Pourtant, vers -1580, Ahmosé réussit à expulser les Hyksos d’Égypte. A ce moment-là, un long calvaire va commencer pour les Hébreux, mal vus à cause de cette même parenté avec les Hyksos. Graduellement, le peuple entier sera réduit en esclavage par les égyptiens. Cet esclavage ira toujours en empirant.

Durant ce temps d’esclavage, les Hébreux conserveront ce qui les caractérisent. Le monothéisme d’abord, puis le respect de la tradition et des patriarches, leurs noms et leur langue. Cela leur donne "le sentiment d’être un peuple distinct, c’est-à-dire ayant une identité différente de celle des égyptiens." (Benaïm Ouaknine p.10)

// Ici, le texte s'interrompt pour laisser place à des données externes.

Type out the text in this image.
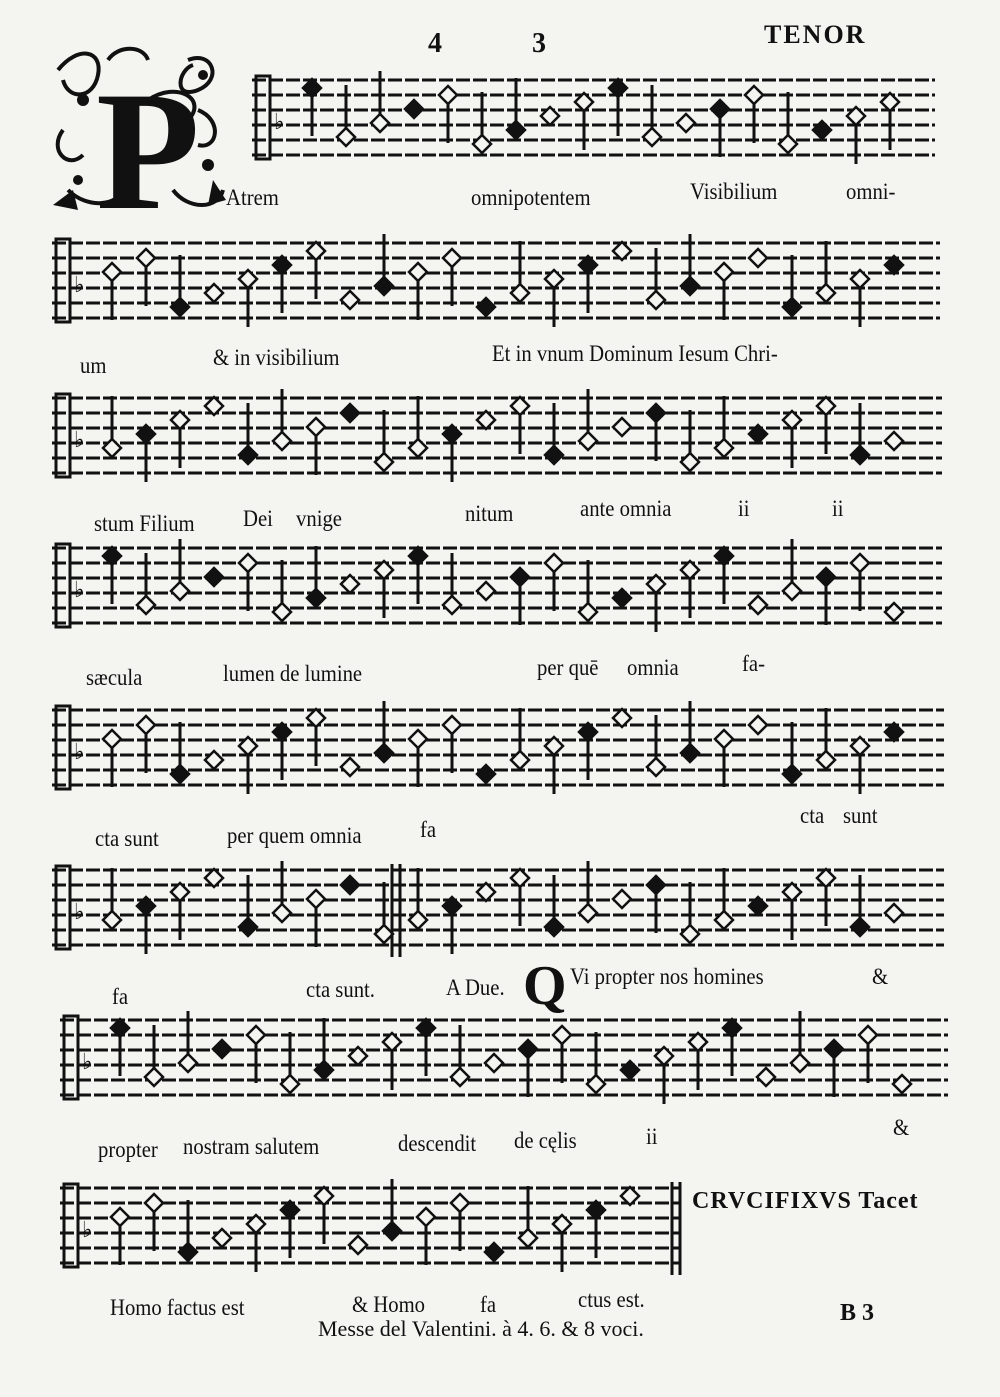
4	3	TENOR
P	♭
♭
♭
♭
♭
♭
♭
♭
Atrem	omnipotentem	Visibilium	omni-
um	& in visibilium	Et in vnum Dominum Iesum Chri-
stum Filium Dei vnige	nitum	ante omnia	ii	ii
sæcula	lumen de lumine	per quē omnia	fa-
cta sunt	per quem omnia	fa
cta sunt
fa	cta sunt.	A Due. Q Vi propter nos homines	&
propter nostram salutem	descendit de cęlis	ii	&
CRVCIFIXVS Tacet
Homo factus est	& Homo fa	ctus est.
Messe del Valentini. à 4. 6. & 8 voci.
B 3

Thouthmosis III conquiert et annexe les territoires du Moyen-Orient jusqu’à l’Euphrate. Cependant, à sa mort, les états sémites se révoltent et tentent de recouvrer leur liberté. Cela a pour conséquence que son successeur, Aménophis II, par vengeance mais aussi par peur, usera de représailles auprès des Hébreux et la situation deviendra si intolérable que, vers -1450, il semble bien que les Hébreux seront exterminés.

Suite à un édit du Pharaon ordonnant de tuer tous les premiers nés mâles des Hébreux, une femme cache son fils qui est recueilli par une princesse égyptienne. C’est Moïse. Élevé à la cour égyptienne, il prend graduellement parti pour les Hébreux contre les égyptiens et doit s’enfuir vers Madian où il se mariera et entreprendra une vie de berger. Cependant, une révélation va transformer la vie de Moïse. La voix de Dieu, venant d’un buisson en flammes ne se consummant pas, lui ordonna de retourner en Égypte afin de libérer les Hébreux et les emmener en Terre Promise. Sur la demande de Moïse, Dieu se nomme: YHWH, que l’on peut traduire par Je suis ce que je suis ou encore Il est ce qu’Il est: "cela implique l’idée que Dieu est Celui qui est partout présent auprès de Son peuple, avec les enfants comme avec les pères, tout au long de leur histoire, passé, présent et avenir." (Epstein, p.12)

Moïse partit donc et le peuple le reconnut comme l’envoyé du Dieu d’Abraham et de l’Alliance. Sous l’effet de 10 fléaux successifs (les dix plaies d’Égypte), Aménophis II finit par laisser partir les Hébreux qui, sous la conduite de Moïse, traversèrent la mer Rouge où les égyptiens qui les poursuivaient se noyèrent. Les hébreux aboutirent au mont Sinaï.

Cette suite d’événements extraordinaires eut sur la vie spirituelle du peuple un effet extrême. Elle les rendit particulièrement sensibles aux choses divines et leur inspira une foi plus forte que jamais dans le Dieu de leurs pères, qui s’était interposé pour les délivrer de la maison de servitude et de la main de leurs ennemis... C’est dans cet état d’exaltation spirituelle que le peuple suivit Moïse dans le désert du Sinaï, où ils devaient apprendre à quelles fins ils avaient été délivrés, et quel destin les attendait. (Epstein, pp.12-13)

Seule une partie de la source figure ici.